Title: [itex]K_{sp} of PbCl_2[/itex]
Post by: Win,odd Dhamnekar on April 11, 2021, 01:11:28 PM

Is author's answer correct ?

My answer:

 [itex]K_{sp}  of PbCl_2=1.7e-5[/itex], So the 13.0 M of NaCl is needed, which is impossible to obtain.

Title: Re: [itex]K_{sp} of PbCl_2[/itex]
Post by: Orcio_87 on April 11, 2021, 02:44:03 PM

Difference comes from given data - 1,7 x 10^-5 and 1,0 x 10^-4 for K = [Pb][Cl]², and also that 20 ppb ≠ 1 x 10^-7 M.

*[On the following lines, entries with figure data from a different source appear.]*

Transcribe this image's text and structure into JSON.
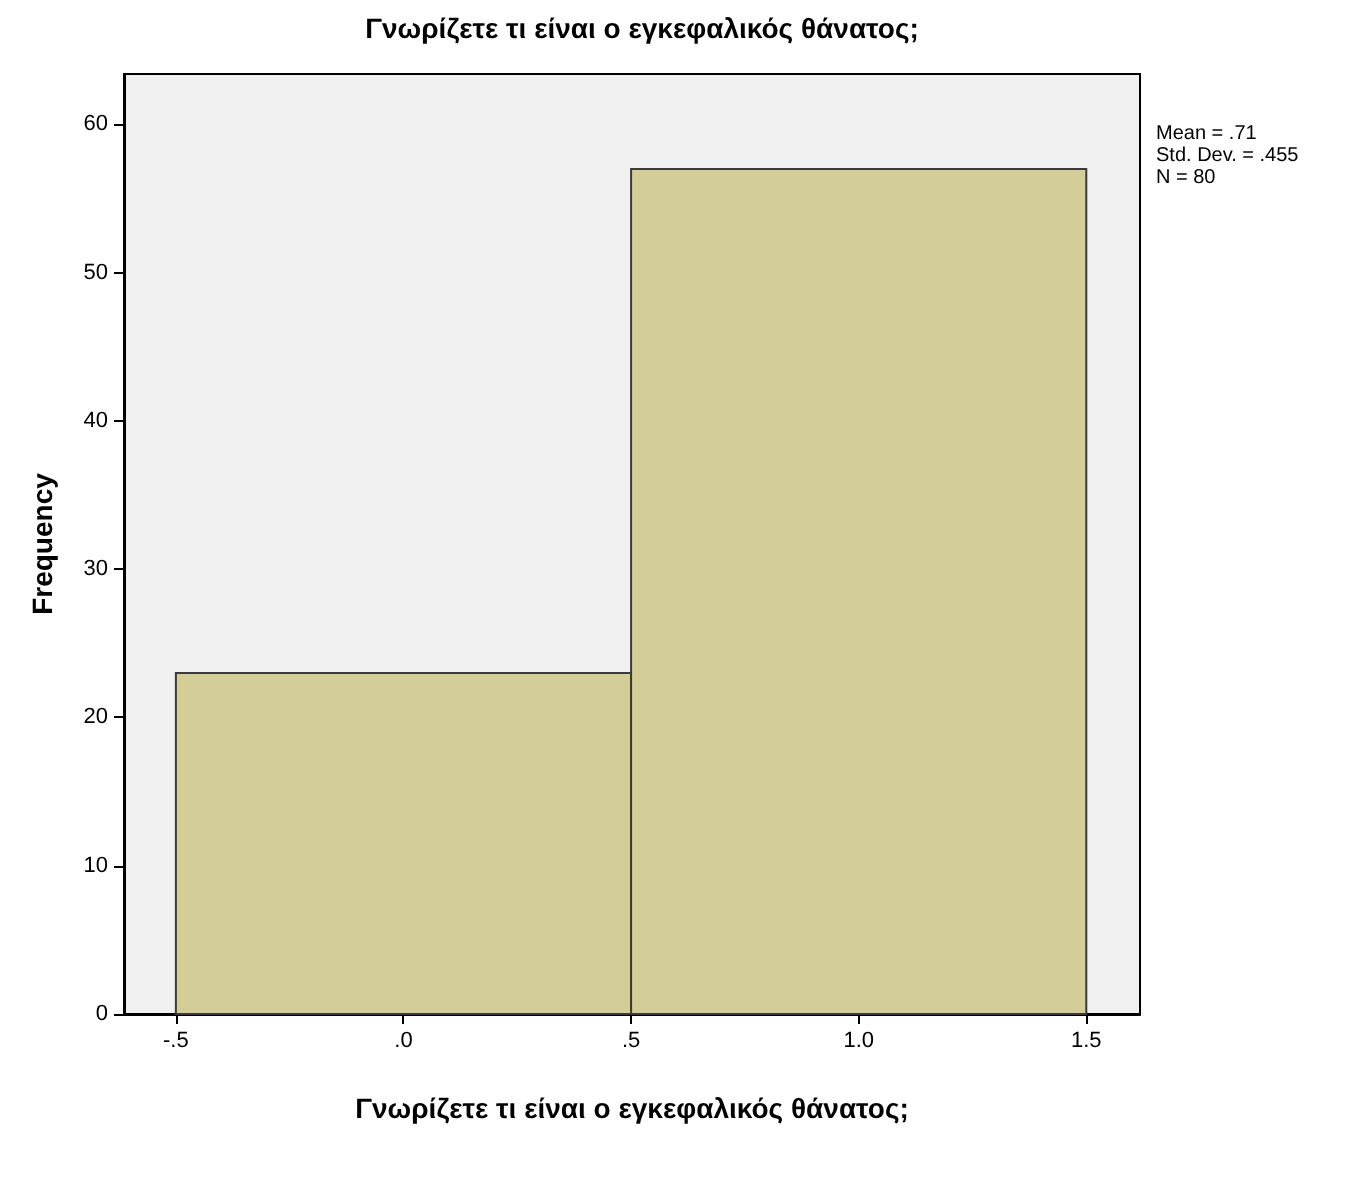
{
  "chart_data": {
    "type": "histogram",
    "title": "Γνωρίζετε τι είναι ο εγκεφαλικός θάνατος;",
    "xlabel": "Γνωρίζετε τι είναι ο εγκεφαλικός θάνατος;",
    "ylabel": "Frequency",
    "bins": [
      -0.5,
      0.5,
      1.5
    ],
    "values": [
      23,
      57
    ],
    "color": "#d3ce97",
    "xlim": [
      -0.614,
      1.618
    ],
    "xticks": [
      {
        "value": -0.5,
        "label": "-.5"
      },
      {
        "value": 0,
        "label": ".0"
      },
      {
        "value": 0.5,
        "label": ".5"
      },
      {
        "value": 1,
        "label": "1.0"
      },
      1.5
    ],
    "ylim": [
      0,
      63.4
    ],
    "yticks": [
      0,
      10,
      20,
      30,
      40,
      50,
      60
    ],
    "grid": false,
    "annotations": [
      "Mean = .71",
      "Std. Dev. = .455",
      "N = 80"
    ]
  }
}
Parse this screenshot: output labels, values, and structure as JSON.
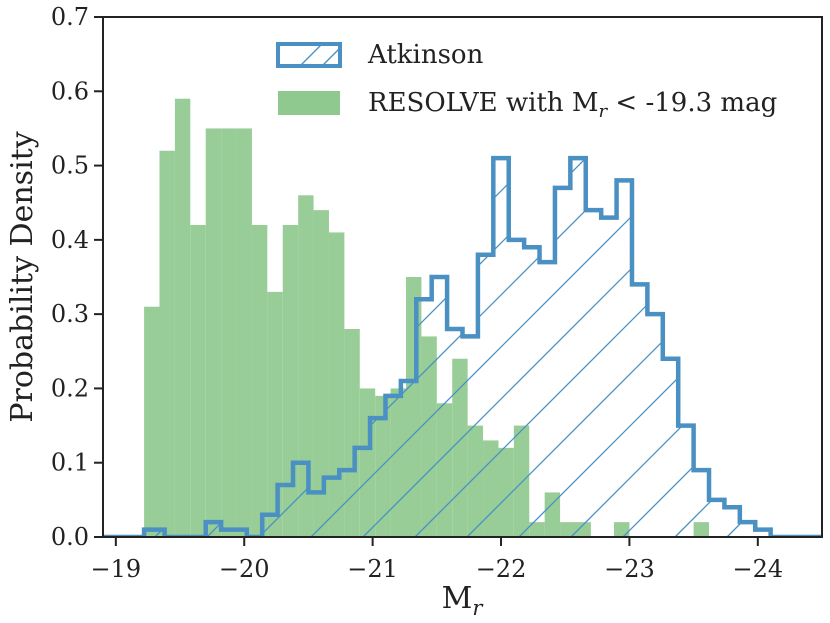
{
  "chart_data": {
    "type": "histogram",
    "xlabel": "M",
    "xlabel_sub": "r",
    "ylabel": "Probability Density",
    "xlim": [
      -18.9,
      -24.5
    ],
    "ylim": [
      0.0,
      0.7
    ],
    "xticks": [
      -19,
      -20,
      -21,
      -22,
      -23,
      -24
    ],
    "xtick_labels": [
      "−19",
      "−20",
      "−21",
      "−22",
      "−23",
      "−24"
    ],
    "yticks": [
      0.0,
      0.1,
      0.2,
      0.3,
      0.4,
      0.5,
      0.6,
      0.7
    ],
    "ytick_labels": [
      "0.0",
      "0.1",
      "0.2",
      "0.3",
      "0.4",
      "0.5",
      "0.6",
      "0.7"
    ],
    "grid": false,
    "legend_position": "top-center",
    "series": [
      {
        "name": "Atkinson",
        "style": "step-hatched",
        "color": "#4a90c2",
        "hatch_color": "#4a90c2",
        "bins": [
          [
            -18.9,
            -19.22,
            0.0
          ],
          [
            -19.22,
            -19.38,
            0.01
          ],
          [
            -19.38,
            -19.7,
            0.0
          ],
          [
            -19.7,
            -19.82,
            0.02
          ],
          [
            -19.82,
            -20.02,
            0.01
          ],
          [
            -20.02,
            -20.14,
            0.0
          ],
          [
            -20.14,
            -20.26,
            0.03
          ],
          [
            -20.26,
            -20.38,
            0.07
          ],
          [
            -20.38,
            -20.5,
            0.1
          ],
          [
            -20.5,
            -20.62,
            0.06
          ],
          [
            -20.62,
            -20.74,
            0.08
          ],
          [
            -20.74,
            -20.86,
            0.09
          ],
          [
            -20.86,
            -20.98,
            0.12
          ],
          [
            -20.98,
            -21.1,
            0.16
          ],
          [
            -21.1,
            -21.22,
            0.19
          ],
          [
            -21.22,
            -21.34,
            0.21
          ],
          [
            -21.34,
            -21.46,
            0.32
          ],
          [
            -21.46,
            -21.58,
            0.35
          ],
          [
            -21.58,
            -21.7,
            0.28
          ],
          [
            -21.7,
            -21.82,
            0.27
          ],
          [
            -21.82,
            -21.94,
            0.38
          ],
          [
            -21.94,
            -22.06,
            0.51
          ],
          [
            -22.06,
            -22.18,
            0.4
          ],
          [
            -22.18,
            -22.3,
            0.39
          ],
          [
            -22.3,
            -22.42,
            0.37
          ],
          [
            -22.42,
            -22.54,
            0.47
          ],
          [
            -22.54,
            -22.66,
            0.51
          ],
          [
            -22.66,
            -22.78,
            0.44
          ],
          [
            -22.78,
            -22.9,
            0.43
          ],
          [
            -22.9,
            -23.02,
            0.48
          ],
          [
            -23.02,
            -23.14,
            0.34
          ],
          [
            -23.14,
            -23.26,
            0.3
          ],
          [
            -23.26,
            -23.38,
            0.24
          ],
          [
            -23.38,
            -23.5,
            0.15
          ],
          [
            -23.5,
            -23.62,
            0.09
          ],
          [
            -23.62,
            -23.74,
            0.05
          ],
          [
            -23.74,
            -23.86,
            0.04
          ],
          [
            -23.86,
            -23.98,
            0.02
          ],
          [
            -23.98,
            -24.1,
            0.01
          ],
          [
            -24.1,
            -24.5,
            0.0
          ]
        ]
      },
      {
        "name": "RESOLVE with M",
        "name_sub": "r",
        "name_suffix": " < -19.3 mag",
        "style": "filled",
        "color": "#8fc98f",
        "bins": [
          [
            -19.22,
            -19.34,
            0.31
          ],
          [
            -19.34,
            -19.46,
            0.52
          ],
          [
            -19.46,
            -19.58,
            0.59
          ],
          [
            -19.58,
            -19.7,
            0.42
          ],
          [
            -19.7,
            -19.82,
            0.55
          ],
          [
            -19.82,
            -19.94,
            0.55
          ],
          [
            -19.94,
            -20.06,
            0.55
          ],
          [
            -20.06,
            -20.18,
            0.42
          ],
          [
            -20.18,
            -20.3,
            0.33
          ],
          [
            -20.3,
            -20.42,
            0.42
          ],
          [
            -20.42,
            -20.54,
            0.46
          ],
          [
            -20.54,
            -20.66,
            0.44
          ],
          [
            -20.66,
            -20.78,
            0.41
          ],
          [
            -20.78,
            -20.9,
            0.28
          ],
          [
            -20.9,
            -21.02,
            0.2
          ],
          [
            -21.02,
            -21.14,
            0.19
          ],
          [
            -21.14,
            -21.26,
            0.2
          ],
          [
            -21.26,
            -21.38,
            0.35
          ],
          [
            -21.38,
            -21.5,
            0.27
          ],
          [
            -21.5,
            -21.62,
            0.18
          ],
          [
            -21.62,
            -21.74,
            0.24
          ],
          [
            -21.74,
            -21.86,
            0.15
          ],
          [
            -21.86,
            -21.98,
            0.13
          ],
          [
            -21.98,
            -22.1,
            0.12
          ],
          [
            -22.1,
            -22.22,
            0.15
          ],
          [
            -22.22,
            -22.34,
            0.02
          ],
          [
            -22.34,
            -22.46,
            0.06
          ],
          [
            -22.46,
            -22.58,
            0.02
          ],
          [
            -22.58,
            -22.7,
            0.02
          ],
          [
            -22.88,
            -23.0,
            0.02
          ],
          [
            -23.5,
            -23.62,
            0.02
          ]
        ]
      }
    ]
  }
}
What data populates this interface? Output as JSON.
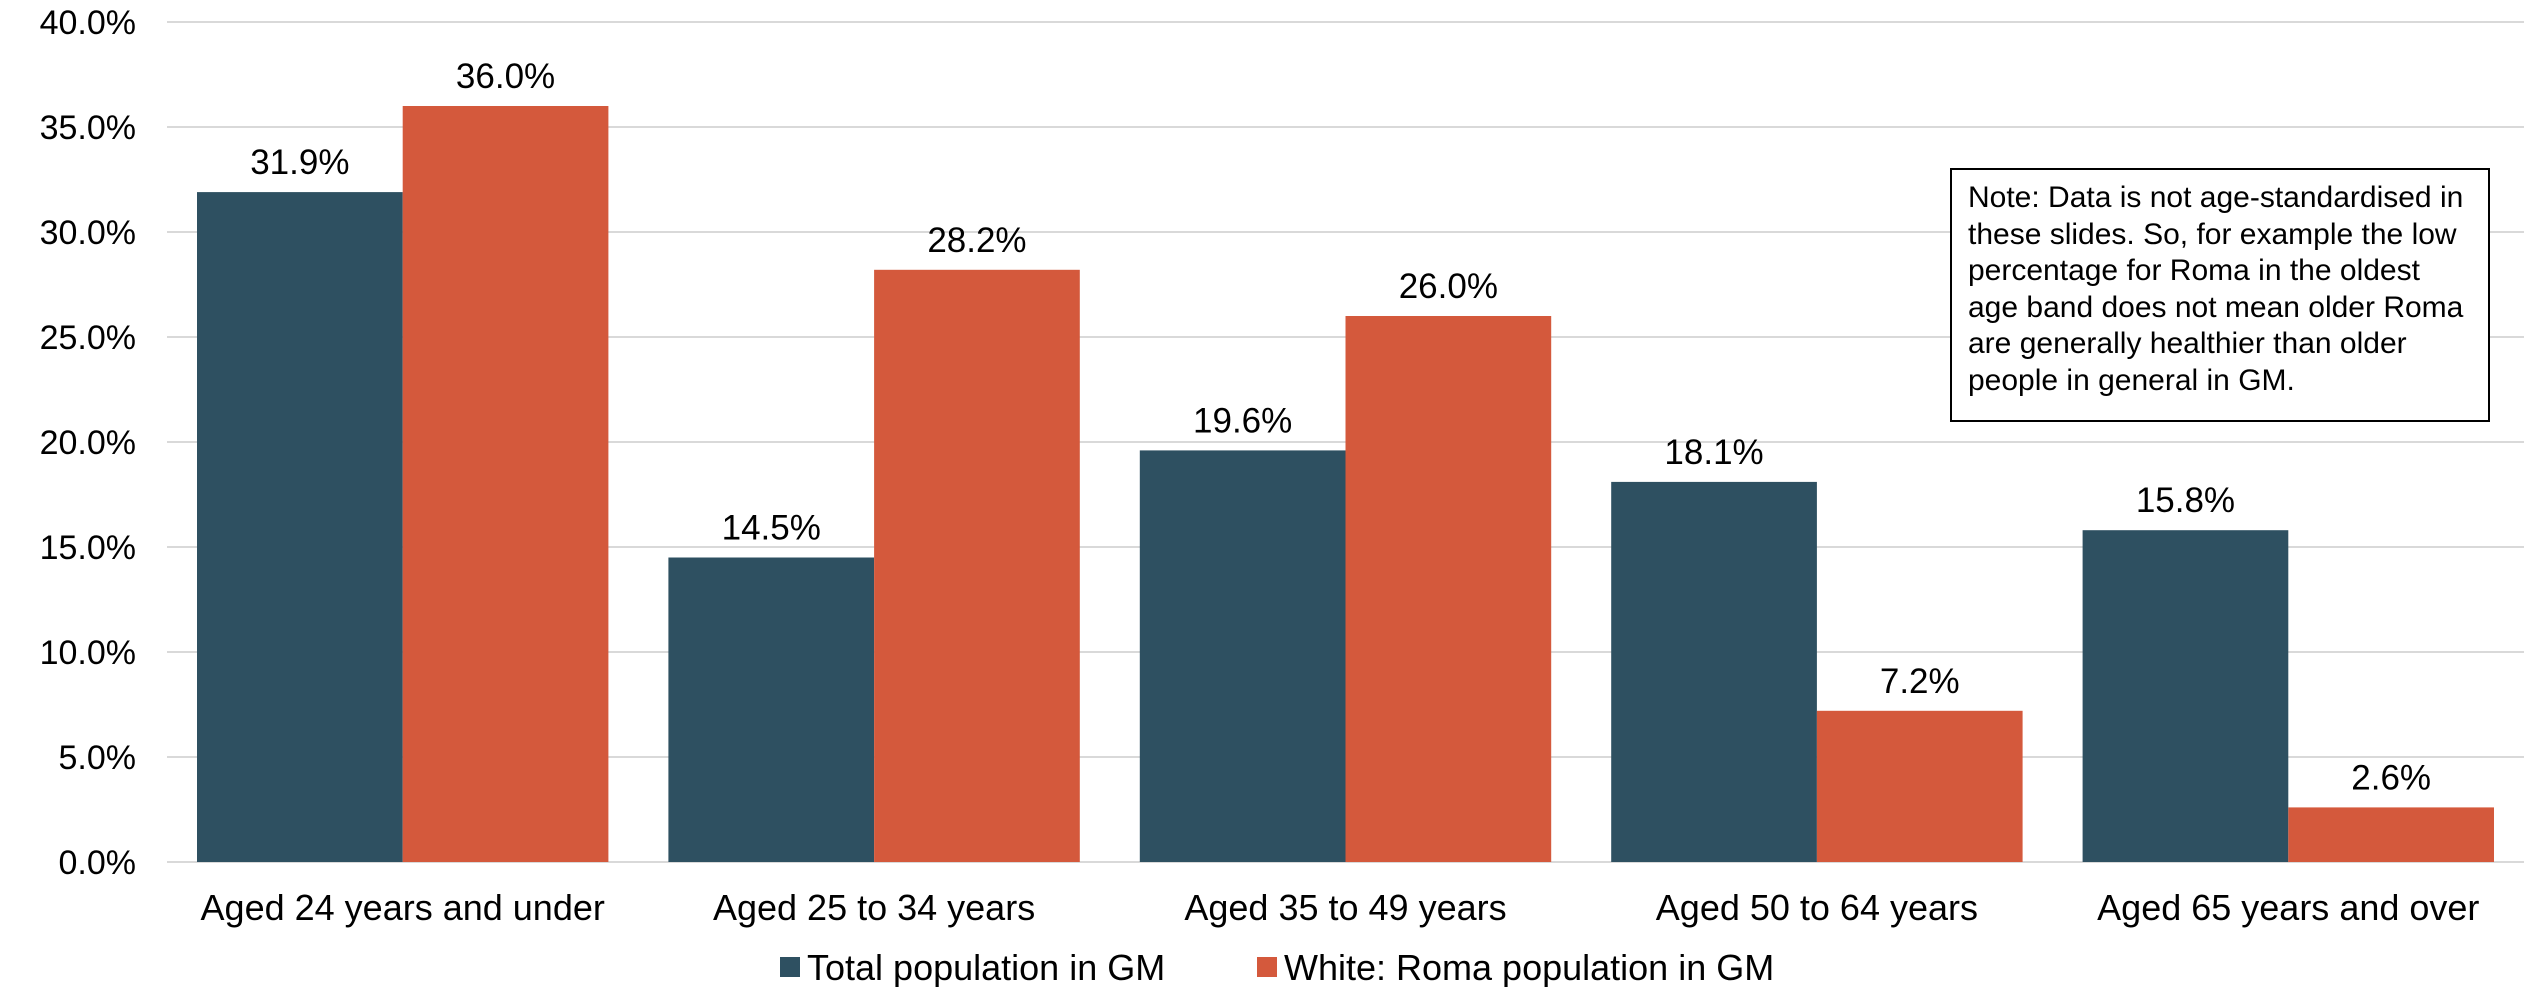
{
  "chart_data": {
    "type": "bar",
    "categories": [
      "Aged 24 years and under",
      "Aged 25 to 34 years",
      "Aged 35 to 49 years",
      "Aged 50 to 64 years",
      "Aged 65 years and over"
    ],
    "series": [
      {
        "name": "Total population in GM",
        "values": [
          31.9,
          14.5,
          19.6,
          18.1,
          15.8
        ],
        "color": "#2e5061"
      },
      {
        "name": "White: Roma population in GM",
        "values": [
          36.0,
          28.2,
          26.0,
          7.2,
          2.6
        ],
        "color": "#d4593c"
      }
    ],
    "ylim": [
      0,
      40
    ],
    "yticks": [
      0,
      5,
      10,
      15,
      20,
      25,
      30,
      35,
      40
    ],
    "value_format": "percent-1dp",
    "grid": true,
    "legend_position": "bottom-center",
    "gridline_color": "#d9d9d9",
    "annotation": "Note: Data is not age-standardised in these slides. So, for example the low percentage for Roma in the oldest age band does not mean older Roma are generally healthier than older people in general in GM."
  }
}
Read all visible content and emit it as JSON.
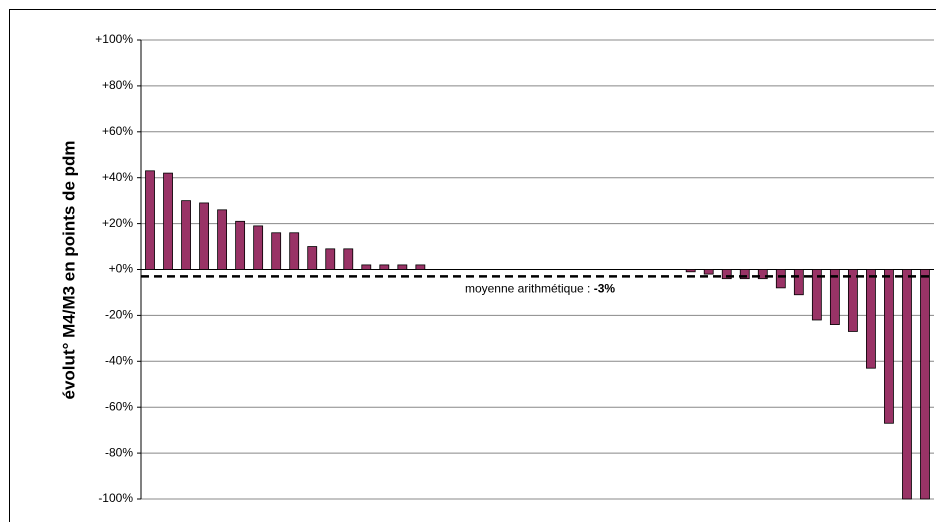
{
  "chart_data": {
    "type": "bar",
    "y_axis_label": "évolut° M4/M3 en points de pdm",
    "categories": [
      null,
      null,
      null,
      null,
      null,
      null,
      null,
      null,
      null,
      null,
      null,
      null,
      null,
      null,
      null,
      null,
      null,
      null,
      null,
      null,
      null,
      null,
      null,
      null,
      null,
      null,
      null,
      null,
      null,
      null,
      null,
      null,
      null,
      null,
      null,
      null,
      null,
      null,
      null,
      null,
      null,
      null,
      null,
      null
    ],
    "values": [
      43,
      42,
      30,
      29,
      26,
      21,
      19,
      16,
      16,
      10,
      9,
      9,
      2,
      2,
      2,
      2,
      0,
      0,
      0,
      0,
      0,
      0,
      0,
      0,
      0,
      0,
      0,
      0,
      0,
      0,
      -1,
      -2,
      -4,
      -4,
      -4,
      -8,
      -11,
      -22,
      -24,
      -27,
      -43,
      -67,
      -100,
      -100
    ],
    "color": "#993366",
    "ylim": [
      -100,
      100
    ],
    "yticks": [
      {
        "value": -100,
        "label": "-100%"
      },
      {
        "value": -80,
        "label": "-80%"
      },
      {
        "value": -60,
        "label": "-60%"
      },
      {
        "value": -40,
        "label": "-40%"
      },
      {
        "value": -20,
        "label": "-20%"
      },
      {
        "value": 0,
        "label": "+0%"
      },
      {
        "value": 20,
        "label": "+20%"
      },
      {
        "value": 40,
        "label": "+40%"
      },
      {
        "value": 60,
        "label": "+60%"
      },
      {
        "value": 80,
        "label": "+80%"
      },
      {
        "value": 100,
        "label": "+100%"
      }
    ],
    "grid": true,
    "mean": {
      "value": -3,
      "prefix": "moyenne arithmétique : ",
      "label": "-3%"
    }
  }
}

I get that concentration of Cl^- should be bigger than 9,22  M for concentration of Pb+ lower than 2 x 10^-8 M.

Title: Re: [itex]K_{sp} of PbCl_2[/itex]
Post by: Borek on April 11, 2021, 05:33:34 PM

Quote from: Orcio_Dojek on April 11, 2021, 02:44:03 PM

20 ppb ≠ 1 x 10^-7 M.

Actually 1×10^-7 M is 20 ppb (perhaps more like 21).

Title: Re: [itex]K_{sp} of PbCl_2[/itex]
Post by: Orcio_87 on April 11, 2021, 05:53:27 PM

@Borek Sorry, my error.

Now that I found that concentration of Cl^- should be bigger than 13 M for Pb²⁺ smaller than 1 x 10^-7 M (with K = [Pb][Cl]² = 1,7 x 10^-5).

Title: Re: [itex]K_{sp} of PbCl_2[/itex]
Post by: mjc123 on April 12, 2021, 09:05:38 AM

There seem to be different values out there in the literature. For example, on the wikipedia page for PbCl₂, the quoted solubility and solubility product are inconsistent - 10.8 g/L implies K_sp = 2.85 x 10^-4 M³.